Seine Laufbahn an der Universität begann mit Schwierigkeiten und Enttäuschungen. Doch durch die Begleitung einer Freundschaft überwand Giorgio Vittadini die Versuchung, alles aufzugeben

Wir treffen Giorgio Vittadini, oder Vitta, wie ihn seine Freunde nennen, in seinem Arbeitszimmer der «Stiftung Subsidiarität», der er vorsteht. Alle zwei Minuten klingelt sein Mobiltelefon; auf dem Tisch liegen Blätter, voll mit merkwürdigen Hieroglyphen. Es handelt sich um Aufzeichnungen zum Fach Statistik, das er an der Mailänder Universität «Bicocca» unterrichtet. Da er wenig Zeit hat, komme ich gleich zum Punkt:

Giorgio, du hast mir oft gesagt, dass du ein verhinderter Geisteswissenschaftler bist, und die Geschichte deine eigentliche Leidenschaft war. Nun beschäftigst du dich mit Zahlen, Diagrammen und Tabellen. Wie hat das alles angefangen?
Im Jahre 1980 schloss ich das Studium in Wirtschaftswissenschaften ab, zusammen mit einem Freund, der dann seine Laufbahn im Ausland fortsetzte. Ich hatte dieselbe Möglichkeit, aber einige Freunde, die mir wichtig waren – möglicherweise, weil sie in mir eine gewisse Unsicherheit bemerkten – schlugen mir vor, an der Universität zu bleiben. Ich sagte Ja. Das war nicht einfach grundloser Gehorsam. Ich war überzeugt, dass es das Entscheidende im Leben ist, den Leuten zu vertrauen, die dir dabei helfen zu verstehen, was für dich gut ist. Allerdings gab es keine Möglichkeit an der Katholischen Universität in Mailand, wo ich studiert hatte, eine Anstellung an der wirtschaftswissenschaftlichen Fakultät zu bekommen. An der staatlichen Universität hingegen gab es bei einem Professor für Statistik diese Möglichkeit. Also habe ich fast zufällig entschieden, mich mit diesem Thema zu beschäftigen, obwohl es nicht «mein» Thema war. Ich sage nur: Im Abitur hatte ich Mathematik nur als viertes Prüfungsfach gewählt! Ich wollte Geschichte studieren, aber meine Eltern waren dagegen. So habe ich Wirtschaftswissenschaften studiert. Das hatte mir ein Professor aus der Bewegung empfohlen. Er sagte zu mir: «Heutzutage wird Geschichte auch und vor allem mit der Wirtschaft geschrieben.»

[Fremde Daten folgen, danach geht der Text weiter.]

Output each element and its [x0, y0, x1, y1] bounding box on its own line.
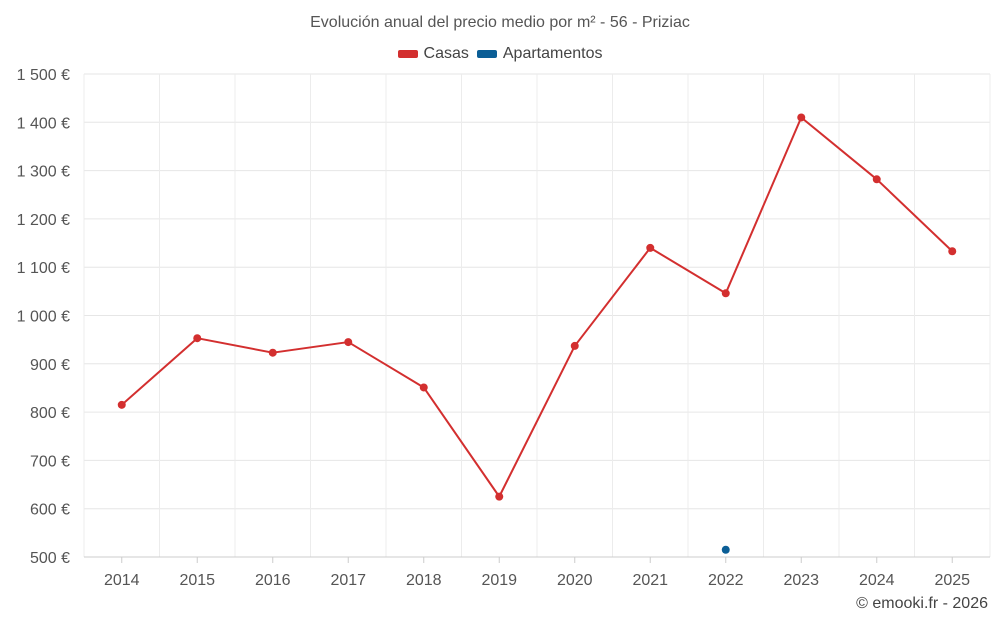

Warum bist du diesem Vorschlag gefolgt?
Die Erfahrung an der Universität hatte mir gezeigt, dass das, was meinen Wünschen, meinen Bedürfnissen am ehesten entsprach, nicht so sehr die Idee einer bestimmten Position oder einer bestimmten Arbeit war, sondern einen Weg einzuschlagen, der mich in enger Verbindung zu der Erfahrung hielt, die in mir das Interesse und die Leidenschaft für alles entstehen ließ, auch für das Studium. Aber es war fast absurd, denn Geld interessierte mich nicht. Ich wollte keine Karriere machen, aber ich wollte eine Arbeit, die der menschlichen Erfahrung der Bewegung und der Kirche nützlich sein kann. Und deswegen zögerte ich nicht, Ja zu sagen. Damals wie heute gilt für mich die Feststellung des heiligen Thomas von Aquin, wonach man viel mehr von dem überzeugt wird, was man hört als von dem, was man sieht.

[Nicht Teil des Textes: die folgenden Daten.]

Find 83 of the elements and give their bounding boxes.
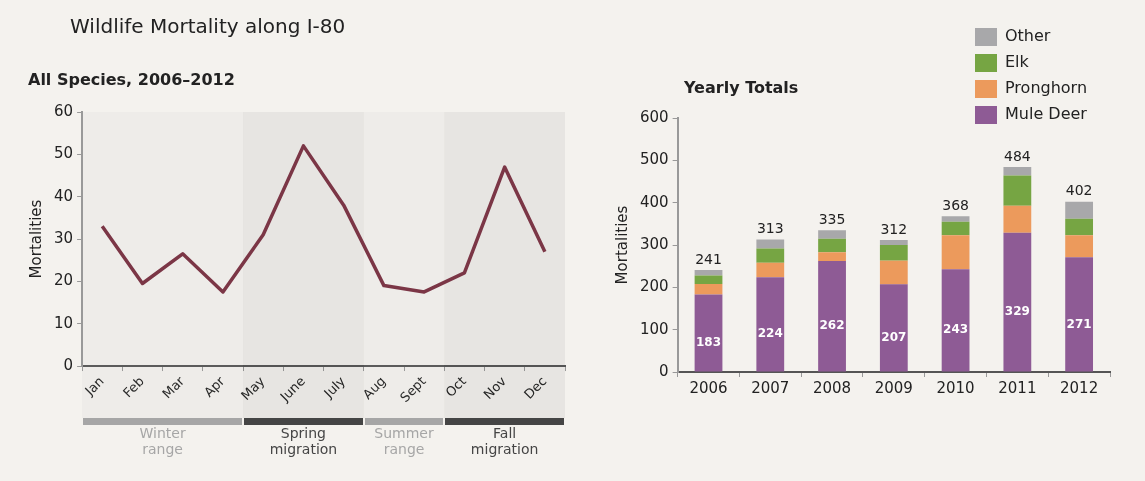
band-label: Winter range — [139, 424, 186, 457]
y-tick-label: 30 — [53, 228, 74, 247]
bar — [756, 277, 785, 372]
bar — [756, 262, 785, 278]
x-tick-label: Oct — [442, 373, 469, 400]
x-tick-label: Dec — [520, 373, 550, 402]
y-tick-label: 200 — [639, 277, 669, 296]
bar — [879, 260, 908, 285]
bar — [1003, 205, 1032, 233]
x-tick-label: 2006 — [689, 378, 728, 397]
x-tick-label: Nov — [480, 373, 510, 403]
y-tick-label: 100 — [639, 319, 669, 338]
data-label: 224 — [757, 326, 783, 341]
chart-title: Wildlife Mortality along I-80 — [70, 14, 346, 38]
bar — [941, 221, 970, 236]
data-label: 271 — [1066, 316, 1092, 331]
y-tick-label: 400 — [639, 192, 669, 211]
data-label: 183 — [695, 335, 722, 350]
bar — [1065, 235, 1094, 258]
x-tick-label: 2011 — [998, 378, 1037, 397]
y-tick-label: 300 — [639, 234, 669, 253]
y-tick-label: 20 — [53, 271, 74, 290]
bar — [756, 248, 785, 263]
x-tick-label: Aug — [359, 373, 389, 403]
band-label: Fall migration — [470, 424, 539, 457]
x-tick-label: Feb — [120, 373, 147, 401]
x-tick-label: 2010 — [936, 378, 975, 397]
bar — [941, 269, 970, 372]
bar — [879, 284, 908, 372]
x-tick-label: Apr — [200, 373, 228, 400]
chart-subtitle: All Species, 2006–2012 — [28, 70, 235, 89]
bar — [1003, 232, 1032, 372]
y-tick-label: 0 — [63, 355, 74, 374]
bar — [1003, 167, 1032, 176]
bar — [694, 283, 723, 295]
total-label: 402 — [1065, 182, 1093, 199]
bar — [1065, 218, 1094, 236]
total-label: 313 — [756, 220, 784, 237]
data-label: 329 — [1004, 304, 1030, 319]
x-tick-label: 2012 — [1060, 378, 1099, 397]
y-axis-title: Mortalities — [26, 199, 45, 279]
y-axis-title: Mortalities — [612, 205, 631, 285]
band-label: Spring migration — [269, 424, 338, 457]
legend-label: Mule Deer — [1005, 104, 1088, 124]
y-tick-label: 0 — [659, 361, 669, 380]
y-tick-label: 600 — [639, 107, 669, 126]
total-label: 241 — [695, 250, 722, 267]
y-tick-label: 50 — [53, 144, 74, 163]
bar — [818, 261, 846, 372]
data-label: 262 — [819, 318, 845, 333]
x-tick-label: Jan — [81, 373, 107, 399]
y-tick-label: 60 — [53, 101, 74, 120]
total-label: 484 — [1003, 147, 1031, 164]
bar — [941, 235, 970, 270]
y-tick-label: 10 — [53, 313, 74, 332]
bar — [818, 238, 846, 253]
legend-label: Other — [1005, 26, 1051, 46]
x-tick-label: 2007 — [751, 378, 790, 397]
bar — [1003, 175, 1032, 206]
legend-label: Elk — [1005, 52, 1030, 72]
total-label: 312 — [880, 220, 908, 237]
band-label: Summer range — [374, 424, 434, 457]
x-tick-label: 2009 — [874, 378, 913, 397]
total-label: 335 — [818, 210, 846, 227]
bar — [694, 275, 723, 284]
y-tick-label: 40 — [53, 186, 74, 205]
bar — [818, 252, 846, 262]
bar — [756, 239, 785, 249]
bar — [694, 294, 723, 372]
data-label: 207 — [881, 330, 907, 345]
x-tick-label: 2008 — [812, 378, 852, 397]
y-tick-label: 500 — [639, 150, 669, 169]
total-label: 368 — [942, 196, 969, 213]
data-label: 243 — [943, 322, 969, 337]
bar — [879, 239, 908, 245]
legend-label: Pronghorn — [1005, 78, 1088, 98]
bar — [941, 216, 970, 222]
bar — [1065, 201, 1094, 219]
x-tick-label: Mar — [159, 373, 188, 402]
bar — [818, 230, 846, 239]
bar — [1065, 257, 1094, 372]
bar — [879, 245, 908, 261]
chart-title: Yearly Totals — [684, 78, 799, 97]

Und dann ging alles glatt, ohne Probleme ...
Überhaupt nicht. Ich stand sofort vor zwei Problemen. Erstens hatte ich im Wesentlichen nicht Statistik, sondern Wirtschaftswissenschaften studiert. Zweitens reicht es nicht, etwas zu bejahen, um es sich zu Eigen zu machen. So saß ich an der Fakultät für Politische Wissenschaften der staatlichen Universität, im Zentrum von Mailand, in einem düsteren Institut, wo man den ganzen Nachmittag verbringen musste. Ich, der lieber in der Straßenbahn studierte, weil ich mich bei Ruhe nicht konzentrieren kann! Ich war gezwungen, in einem Büro zu bleiben, mit englischen Büchern voller mathematischer Formeln. Ich fühlte mich wie in einem Elfenbeinturm eingesperrt, dessen Schlüssel man weggeworfen hatte. Es war auch eine finanziell schwierige Zeit. Erst drei Jahre später erhielt ich das erste Mal eine feste Anstellung an der Universität. Mir war zwar nicht klar, was ich machen sollte, aber mir wurde jeden Tag klarer, wie wenig Ahnung ich hatte. Gleich zu welchem Treffen oder zu welcher Veranstaltung ich ging, ich verstand nichts. Mir war nicht klar, was arbeiten wirklich bedeutete. Zudem war ich sehr unordentlich. Das Ganze hat mich viel Tränen und Schweiß gekostet. Ich wollte dieser Tätigkeit also so schnell wie möglich entfliehen.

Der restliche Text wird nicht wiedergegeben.